# Hard hitting sharp distorted synths.



## fustrun (Jan 29, 2020)

Hey guys!
I am currently composing some music for a Cyberpunk styled games and I am looking for some tutorials or maybe custom synth banks for distorted synths as can be heard from the example below



Thanks in advance for any assistance!


----------



## Greg (Jan 29, 2020)

Id go for serum + saturation plugins like fab filter saturn. The presets in serum are decent but there are also a ton of addon packs focusing on this kind of harsh almost dubstep style. A compressor like xfer OTT is essential to get that fatness in the sound as well.


----------



## sostenuto (Jan 29, 2020)

Greg said:


> Id go for serum + saturation plugins like fab filter saturn. The presets in serum are decent but there are also a ton of addon packs focusing on this kind of harsh almost dubstep style. A compressor like xfer OTT is essential to get that fatness in the sound as well.

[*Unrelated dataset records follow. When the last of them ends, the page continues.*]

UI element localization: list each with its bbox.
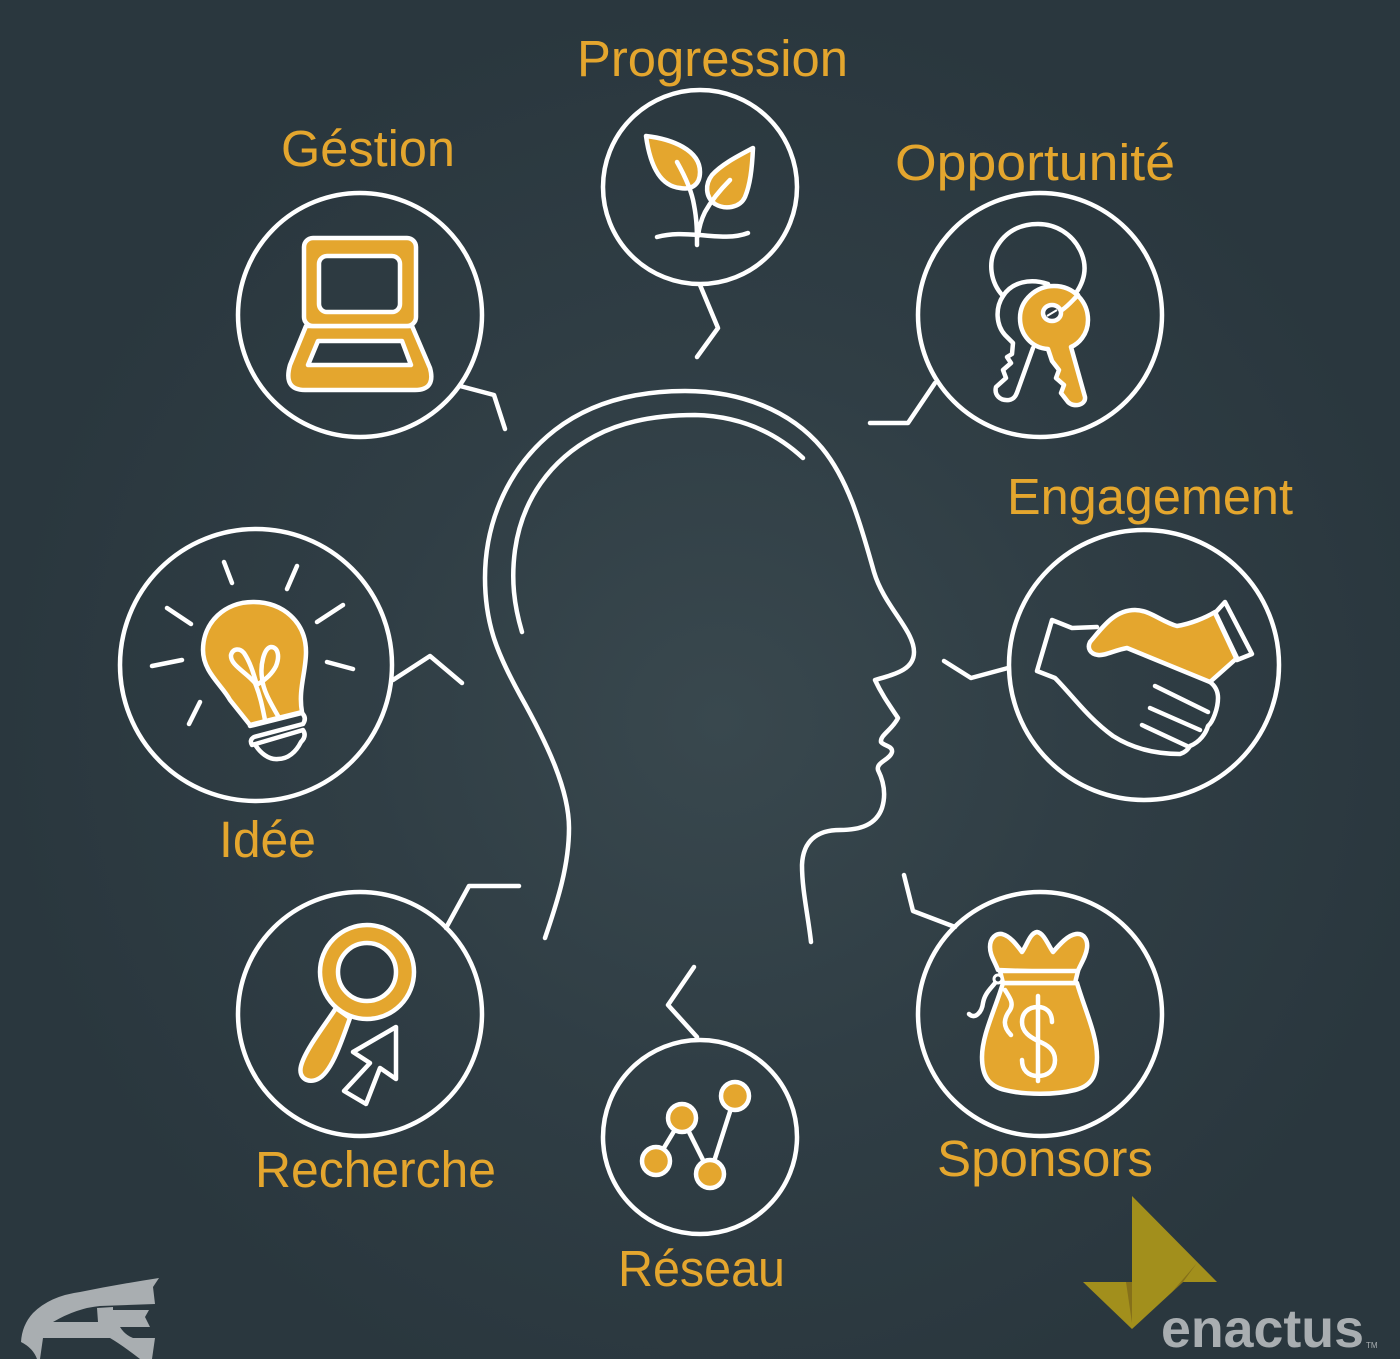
icon: network line <box>642 1082 749 1188</box>
circle: opportunite <box>918 193 1162 437</box>
logo wordmark: enactus <box>1161 1299 1364 1359</box>
circle: reseau <box>603 1040 797 1234</box>
icon: lightbulb <box>152 562 353 759</box>
connector: recherche <box>446 886 519 928</box>
icon: keys <box>991 224 1088 405</box>
panel: sponsors <box>918 892 1162 1187</box>
icon: magnifier and cursor <box>300 925 414 1104</box>
head silhouette <box>485 391 914 942</box>
panel: reseau <box>603 1040 797 1297</box>
heading: gestion: Géstion <box>281 120 455 177</box>
panel: gestion <box>238 120 482 437</box>
heading: idee: Idée <box>219 811 316 868</box>
connector: reseau <box>668 967 697 1037</box>
circle: recherche <box>238 892 482 1136</box>
connector: opportunite <box>870 383 935 423</box>
connector: progression <box>697 285 718 357</box>
heading: opportunite: Opportunité <box>895 134 1175 191</box>
heading: recherche: Recherche <box>255 1141 496 1198</box>
panel: engagement <box>1007 468 1293 800</box>
panel: idee <box>120 529 392 868</box>
logo: left emblem <box>21 1278 159 1359</box>
heading: engagement: Engagement <box>1007 468 1293 525</box>
icon: laptop <box>288 238 431 390</box>
connector: idee <box>393 656 462 683</box>
panel: progression <box>577 30 848 284</box>
connector: sponsors <box>904 875 955 927</box>
heading: reseau: Réseau <box>618 1240 785 1297</box>
heading: progression: Progression <box>577 30 848 87</box>
panel: recherche <box>238 892 496 1198</box>
circle: idee <box>120 529 392 801</box>
icon: plant <box>646 136 753 245</box>
panel: opportunite <box>895 134 1175 437</box>
circle: engagement <box>1009 530 1279 800</box>
logo mark <box>1083 1196 1217 1329</box>
circle: progression <box>603 90 797 284</box>
circle: gestion <box>238 193 482 437</box>
icon: handshake <box>1037 602 1252 754</box>
trademark: TM <box>1366 1341 1378 1350</box>
circle: sponsors <box>918 892 1162 1136</box>
icon: money bag <box>969 932 1097 1094</box>
connector: gestion <box>460 386 505 429</box>
logo: enactus <box>1083 1196 1378 1359</box>
heading: sponsors: Sponsors <box>937 1130 1153 1187</box>
connector: engagement <box>944 661 1008 678</box>
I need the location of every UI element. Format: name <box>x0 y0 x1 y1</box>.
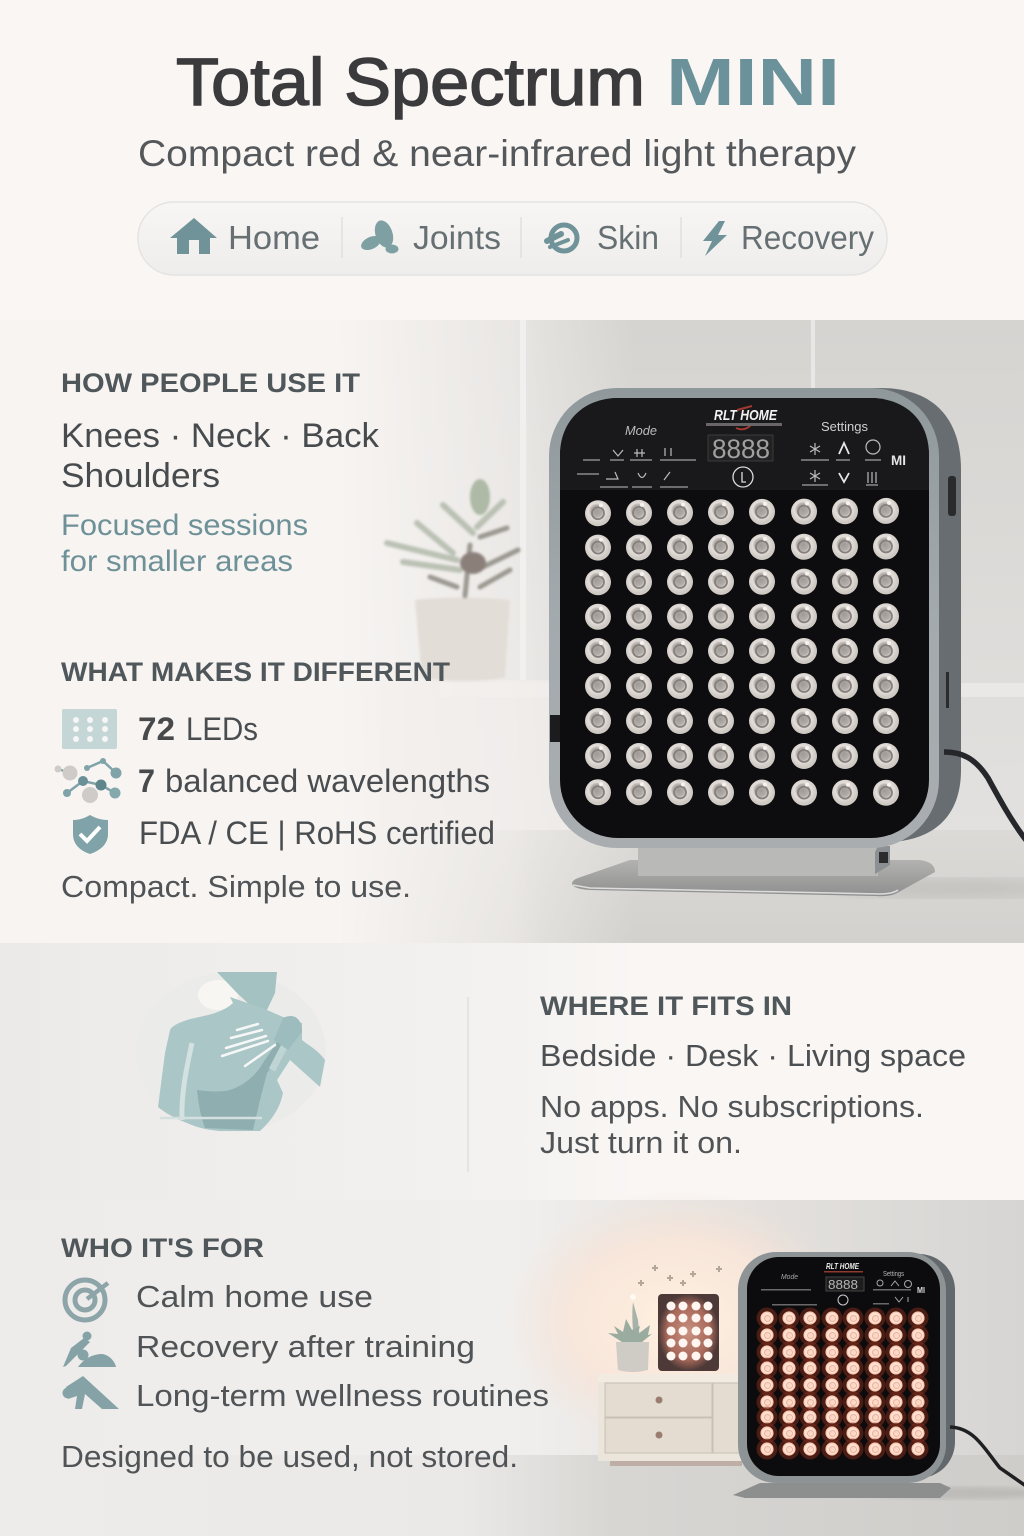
black face <box>560 398 929 838</box>
illustration: body in circle <box>136 972 326 1132</box>
LED grid: 72 lit LEDs <box>756 1308 928 1460</box>
label: Recovery: Recovery <box>741 219 874 256</box>
plant on dresser <box>608 1294 652 1372</box>
text: no apps <box>540 1089 924 1160</box>
text: focused sessions <box>61 509 308 578</box>
text: 72 LEDs <box>138 711 258 747</box>
controls: 8888 <box>828 1277 858 1292</box>
display <box>708 435 773 461</box>
text: certifications: FDA / CE | RoHS certified <box>139 815 495 851</box>
header panel <box>138 45 887 275</box>
panel background <box>0 943 1024 1200</box>
device: small glowing panel <box>733 1252 1024 1498</box>
text: compact: Compact. Simple to use. <box>61 869 411 904</box>
title: MINI <box>666 45 840 120</box>
text: 7 balanced wavelengths: balanced wavelengths <box>165 763 490 799</box>
icon: stretch figure <box>62 1376 119 1409</box>
title <box>176 45 840 120</box>
controls: RLT HOME <box>826 1262 860 1271</box>
text: 72 LEDs: LEDs <box>186 711 258 747</box>
label: Skin: Skin <box>597 219 659 256</box>
icon: skin <box>547 225 577 251</box>
logo: RLT HOME <box>714 407 778 424</box>
text: locations: Bedside · Desk · Living space <box>540 1038 966 1073</box>
icon: bolt <box>703 221 727 256</box>
side buttons <box>946 476 956 708</box>
panel: where it fits in <box>0 943 1024 1200</box>
LED grid: 72 LEDs <box>585 498 899 806</box>
text: no apps: Just turn it on. <box>540 1125 742 1160</box>
controls <box>761 1262 925 1306</box>
stars <box>638 1265 722 1286</box>
controls: Settings <box>883 1271 904 1278</box>
text: no apps: No apps. No subscriptions. <box>540 1089 924 1124</box>
front bezel <box>549 388 939 848</box>
icon: wavelengths network <box>54 758 122 803</box>
icon: joints <box>359 218 398 254</box>
text: 7 balanced wavelengths: 7 <box>138 763 155 799</box>
control glyphs <box>606 440 880 483</box>
mode label: Mode <box>625 423 657 438</box>
icon: target <box>65 1280 108 1320</box>
small glowing panel <box>658 1294 719 1371</box>
heading: how people use it: HOW PEOPLE USE IT <box>61 368 361 398</box>
text: body areas: Knees · Neck · Back <box>61 417 380 455</box>
control strip <box>550 398 929 742</box>
label: Home: Home <box>228 219 320 256</box>
icon: recovery figure <box>63 1332 116 1367</box>
icon: LED panel <box>62 709 117 749</box>
shell <box>790 1254 955 1478</box>
heading: who it's for: WHO IT'S FOR <box>61 1233 264 1263</box>
text: body areas: Shoulders <box>61 457 220 495</box>
rear shell <box>640 388 961 842</box>
label: Joints: Joints <box>413 219 501 256</box>
title: Total Spectrum <box>176 45 645 120</box>
controls: MI <box>917 1286 925 1295</box>
background photo: wall and floor <box>0 320 1024 943</box>
cord <box>950 1427 1024 1486</box>
stand <box>733 1483 951 1498</box>
text: focused sessions: Focused sessions <box>61 509 308 542</box>
power button <box>733 467 753 487</box>
text: recovery: Recovery after training <box>136 1329 475 1364</box>
dresser <box>598 1374 742 1466</box>
face <box>747 1257 940 1476</box>
text: 72 LEDs: 72 <box>138 711 175 747</box>
icon: home <box>170 218 217 254</box>
panel: how people use it and what makes it different <box>0 320 1024 943</box>
plant <box>387 479 518 681</box>
navigation pill <box>138 202 887 275</box>
controls: Mode <box>781 1274 798 1281</box>
background photo <box>0 1190 1024 1536</box>
panel: who it's for <box>0 1190 1024 1536</box>
bezel <box>738 1252 946 1483</box>
text: long-term: Long-term wellness routines <box>136 1378 549 1413</box>
model badge: MI <box>891 452 906 468</box>
power cord <box>944 752 1024 840</box>
text: focused sessions: for smaller areas <box>61 545 293 578</box>
device: main light panel <box>549 388 1024 896</box>
subtitle: Compact red & near-infrared light therapy <box>138 133 857 174</box>
heading: where it fits in: WHERE IT FITS IN <box>540 991 792 1021</box>
divider <box>467 997 469 1172</box>
text: body areas <box>61 417 380 495</box>
heading: what makes it different: WHAT MAKES IT DIFFERENT <box>61 657 451 687</box>
stand <box>572 846 935 896</box>
text: calm home use: Calm home use <box>136 1279 373 1314</box>
icon: shield <box>73 815 108 854</box>
settings label: Settings <box>821 419 868 434</box>
text: designed: Designed to be used, not stored. <box>61 1439 518 1474</box>
control strip: 8888 <box>712 434 770 464</box>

Hmmmmm ....... sooo committed to Omni v2.6, BUT recently added SoundSpot Union and their several Expansions.
Wondering how close to Serum ( in OP's specific genres ) I can get ....


----------



## GFGS (Jan 29, 2020)

Fustrun,

Check this:



GetFilmGameMusic
Brian


----------



## davidson (Jan 29, 2020)

__





Nexus/Expansion | reFX


reFX - home of NEXUS virtual instrument




refx.com





Slap distressor or trash 2 on your inserts and you're away


----------



## fustrun (Feb 4, 2020)

Thanks guys for all the feedback!


----------



## KEM (Feb 5, 2020)

Serum all the way!


----------



## jcrosby (Feb 5, 2020)

Serum or Omnisphere are awesome for this... Someone else mentioned Saturn, another great option is Trash 2...


----------



## Nick Batzdorf (Feb 5, 2020)

davidson said:


> __
> 
> 
> 
> ...



Or a guitar amp program.


----------



## KEM (Feb 5, 2020)

Nick Batzdorf said:


> Or a guitar amp program.



Also a cool option, I love messing around with BIAS FX on orchestral samples and synths


----------